The fourth A is APPRECIATION.  Improvisers know that the glass is never empty.  “There is always something in the box” is their credo. When I look around with the eye of appreciation I begin to see that there is a gas fireplace warming me now, that an Ikea chair is caressing my butt and supporting my back, a painted ceramic mug holds the dregs of my tea, sunlight is casting light on the keyboard, prescription glasses focus my vision and turn the blur into clear words. A word processor holds this writing and a Mac laptop stores this essay.  Appreciation warms my world.  I am able to see even disagreeable things as “offers” . . . something to work with.  

When we improvise we never take time to “come up with a good idea.” Life is too short.  Instead, we take whatever idea is in front of us (that something in the box above) and make something artful with it.  Everythingthat comes my way, that happens to me (pleasant or un . . ) is grist for the mill: an opportunity to advance the story of my life.  “What can I make of this?” becomes the operating question.  Notice the utility of this question as opposed to: “How do I like this?”  We simply turn off the LIKE button and don’t ask the question.  We don’t permit our preferences to push us around. 

Finally the fifth A is ACTION.  The improviser always starts before he is ready.  Ready, fire, aim.  Until we get going and have our bodies engaged in the flow of reality we simply don’t have enough to go on.  By stepping into the river we discover its temperature, the speed of the current, if and where there are rocks and who else is in the water.  The truth here is that we simply don’t have time for theoretical speculation.Deciding is not an option.
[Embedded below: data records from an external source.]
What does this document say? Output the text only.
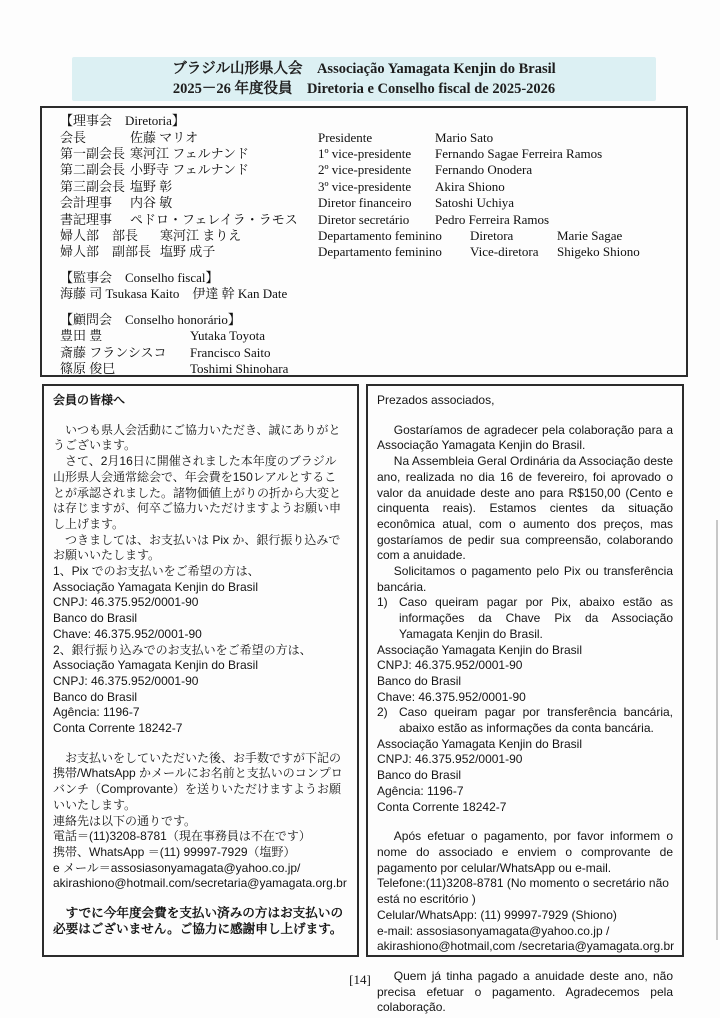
ブラジル山形県人会　Associação Yamagata Kenjin do Brasil
2025－26 年度役員　Diretoria e Conselho fiscal de 2025-2026
【理事会　Diretoria】
会長	佐藤 マリオ	Presidente	Mario Sato
第一副会長 寒河江 フェルナンド	1º vice-presidente	Fernando Sagae Ferreira Ramos
第二副会長 小野寺 フェルナンド	2º vice-presidente	Fernando Onodera
第三副会長 塩野 彰	3º vice-presidente	Akira Shiono
会計理事	内谷 敏	Diretor financeiro	Satoshi Uchiya
書記理事	ペドロ・フェレイラ・ラモス	Diretor secretário	Pedro Ferreira Ramos
婦人部　部長	寒河江 まりえ	Departamento feminino	Diretora	Marie Sagae
婦人部　副部長 塩野 成子	Departamento feminino	Vice-diretora	Shigeko Shiono
【監事会　Conselho fiscal】
海藤 司 Tsukasa Kaito　伊達 幹 Kan Date
【顧問会　Conselho honorário】
豊田 豊	Yutaka Toyota
斎藤 フランシスコ	Francisco Saito
篠原 俊巳	Toshimi Shinohara
会員の皆様へ

いつも県人会活動にご協力いただき、誠にありがとうございます。

さて、2月16日に開催されました本年度のブラジル山形県人会通常総会で、年会費を150レアルとすることが承認されました。諸物価値上がりの折から大変とは存じますが、何卒ご協力いただけますようお願い申し上げます。

つきましては、お支払いは Pix か、銀行振り込みでお願いいたします。

1、Pix でのお支払いをご希望の方は、
Associação Yamagata Kenjin do Brasil
CNPJ: 46.375.952/0001-90
Banco do Brasil
Chave: 46.375.952/0001-90
2、銀行振り込みでのお支払いをご希望の方は、
Associação Yamagata Kenjin do Brasil
CNPJ: 46.375.952/0001-90
Banco do Brasil
Agência: 1196-7
Conta Corrente 18242-7

お支払いをしていただいた後、お手数ですが下記の携帯/WhatsApp かメールにお名前と支払いのコンプロバンチ（Comprovante）を送りいただけますようお願いいたします。

連絡先は以下の通りです。
電話＝(11)3208-8781（現在事務員は不在です）
携帯、WhatsApp ＝(11) 99997-7929（塩野）
e メール＝assosiasonyamagata@yahoo.co.jp/
akirashiono@hotmail.com/secretaria@yamagata.org.br

すでに今年度会費を支払い済みの方はお支払いの必要はございません。ご協力に感謝申し上げます。

Prezados associados,

Gostaríamos de agradecer pela colaboração para a Associação Yamagata Kenjin do Brasil.

Na Assembleia Geral Ordinária da Associação deste ano, realizada no dia 16 de fevereiro, foi aprovado o valor da anuidade deste ano para R$150,00 (Cento e cinquenta reais). Estamos cientes da situação econômica atual, com o aumento dos preços, mas gostaríamos de pedir sua compreensão, colaborando com a anuidade.

Solicitamos o pagamento pelo Pix ou transferência bancária.

1) Caso queiram pagar por Pix, abaixo estão as informações da Chave Pix da Associação Yamagata Kenjin do Brasil.
Associação Yamagata Kenjin do Brasil
CNPJ: 46.375.952/0001-90
Banco do Brasil
Chave: 46.375.952/0001-90
2) Caso queiram pagar por transferência bancária, abaixo estão as informações da conta bancária.
Associação Yamagata Kenjin do Brasil
CNPJ: 46.375.952/0001-90
Banco do Brasil
Agência: 1196-7
Conta Corrente 18242-7

Após efetuar o pagamento, por favor informem o nome do associado e enviem o comprovante de pagamento por celular/WhatsApp ou e-mail.

Telefone:(11)3208-8781 (No momento o secretário não está no escritório )
Celular/WhatsApp: (11) 99997-7929 (Shiono)
e-mail: assosiasonyamagata@yahoo.co.jp /
akirashiono@hotmail,com /secretaria@yamagata.org.br

Quem já tinha pagado a anuidade deste ano, não precisa efetuar o pagamento. Agradecemos pela colaboração.

[14]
After stepping we know exactly what the temperature is and so on.  NOW we are engaged in life and follow what needs to be done.  Cross the river?  Fish? Gather stones for a garden wall? Cool our toes from a humid day?  Take samples of the water for chemical analysis?  Notice how the action of stepping into the water (without a plan) produces a myriad of possibilities.  Improvisation teaches us the wisdom of action.  The Buddhist notion of Right Action comes to mind.  

The tenets of the Buddha way and the maxims of improvisation share similarities.  Both invite us to show up, stand up and engage with the world in a constructive manner.  Both involve waking up from the slumber of our preoccupation and getting involved with the everyday work of living.  Great improvisers are generous folks.  They listen, build upon what you are saying and always “make their partner look good.” 
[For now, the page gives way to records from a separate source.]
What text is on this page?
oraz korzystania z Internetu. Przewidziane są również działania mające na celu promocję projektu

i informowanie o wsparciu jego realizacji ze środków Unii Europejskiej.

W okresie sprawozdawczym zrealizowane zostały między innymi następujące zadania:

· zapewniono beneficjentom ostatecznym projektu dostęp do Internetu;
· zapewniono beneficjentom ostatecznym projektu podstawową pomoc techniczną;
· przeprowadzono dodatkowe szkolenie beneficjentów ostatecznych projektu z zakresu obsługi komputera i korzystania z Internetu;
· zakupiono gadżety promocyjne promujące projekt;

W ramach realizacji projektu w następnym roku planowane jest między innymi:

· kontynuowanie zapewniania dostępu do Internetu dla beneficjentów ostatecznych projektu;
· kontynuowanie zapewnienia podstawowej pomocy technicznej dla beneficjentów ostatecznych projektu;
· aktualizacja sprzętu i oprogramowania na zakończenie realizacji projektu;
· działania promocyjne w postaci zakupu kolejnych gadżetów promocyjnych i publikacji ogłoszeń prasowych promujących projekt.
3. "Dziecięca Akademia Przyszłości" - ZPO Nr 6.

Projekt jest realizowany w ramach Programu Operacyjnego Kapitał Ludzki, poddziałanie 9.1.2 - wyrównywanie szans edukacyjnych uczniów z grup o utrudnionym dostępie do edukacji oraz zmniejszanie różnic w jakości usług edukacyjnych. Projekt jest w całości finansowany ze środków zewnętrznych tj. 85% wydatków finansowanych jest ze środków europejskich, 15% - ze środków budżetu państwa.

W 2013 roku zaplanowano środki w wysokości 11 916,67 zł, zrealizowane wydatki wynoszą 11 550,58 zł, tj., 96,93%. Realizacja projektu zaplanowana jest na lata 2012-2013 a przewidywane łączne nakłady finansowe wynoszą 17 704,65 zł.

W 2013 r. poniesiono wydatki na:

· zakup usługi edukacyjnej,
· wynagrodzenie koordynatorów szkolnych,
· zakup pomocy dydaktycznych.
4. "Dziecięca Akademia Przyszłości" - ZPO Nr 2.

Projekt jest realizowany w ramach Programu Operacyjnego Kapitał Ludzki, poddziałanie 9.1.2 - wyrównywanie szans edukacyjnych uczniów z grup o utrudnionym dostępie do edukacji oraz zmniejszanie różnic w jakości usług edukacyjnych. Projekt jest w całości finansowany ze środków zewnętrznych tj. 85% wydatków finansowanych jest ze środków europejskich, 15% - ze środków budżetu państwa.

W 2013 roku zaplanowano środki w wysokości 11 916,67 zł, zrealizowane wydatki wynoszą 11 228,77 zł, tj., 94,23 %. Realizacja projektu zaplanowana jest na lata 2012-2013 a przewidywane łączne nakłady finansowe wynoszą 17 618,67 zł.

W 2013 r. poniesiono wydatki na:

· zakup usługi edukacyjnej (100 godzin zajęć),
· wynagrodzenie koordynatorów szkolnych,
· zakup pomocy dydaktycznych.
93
In a recent NPR interview the Buddhist teacher Jack Kornfield mused about the rise of the collective community as leader over the hierarchical Guru system of the past. “Community is the new Buddha,” he said. Perhaps there is mistrust of a single person to embody the wisdom necessary to provide guidance to those studying the Buddha’s path.  Instead of a single teacher, the community may regulate, teach and inspire. Some suggest that the Sangha has replaced the need for an omniscient leader.  We see this in the way social media is functioning: giving advice, helping an individual to correct a view or a behavior.  If the collective whole of the Sangha is now the bedrock of sanity and wisdom, then advice which helps us cooperate and collaborate is important.  Improv can do this.

The study of improvisation teaches us a way to be together, a method of cooperating in order to create the stories of our lives.  Improv guides us to set our personal preferences aside in favor of the greater good . . . the story that is emerging moment by moment on stage.  When Shakymuni stood up and took his first steps he was entering his first improvisation.  He said yes to life.  John Tarrant proclaimed: “Improv has become a wisdom tradition of its own.”  Hanging out with a gaggle of improvisers might be a good way to strengthen your practice.  I really do think that the Buddha was an improviser.  Wouldn’t you like to be on stage with him?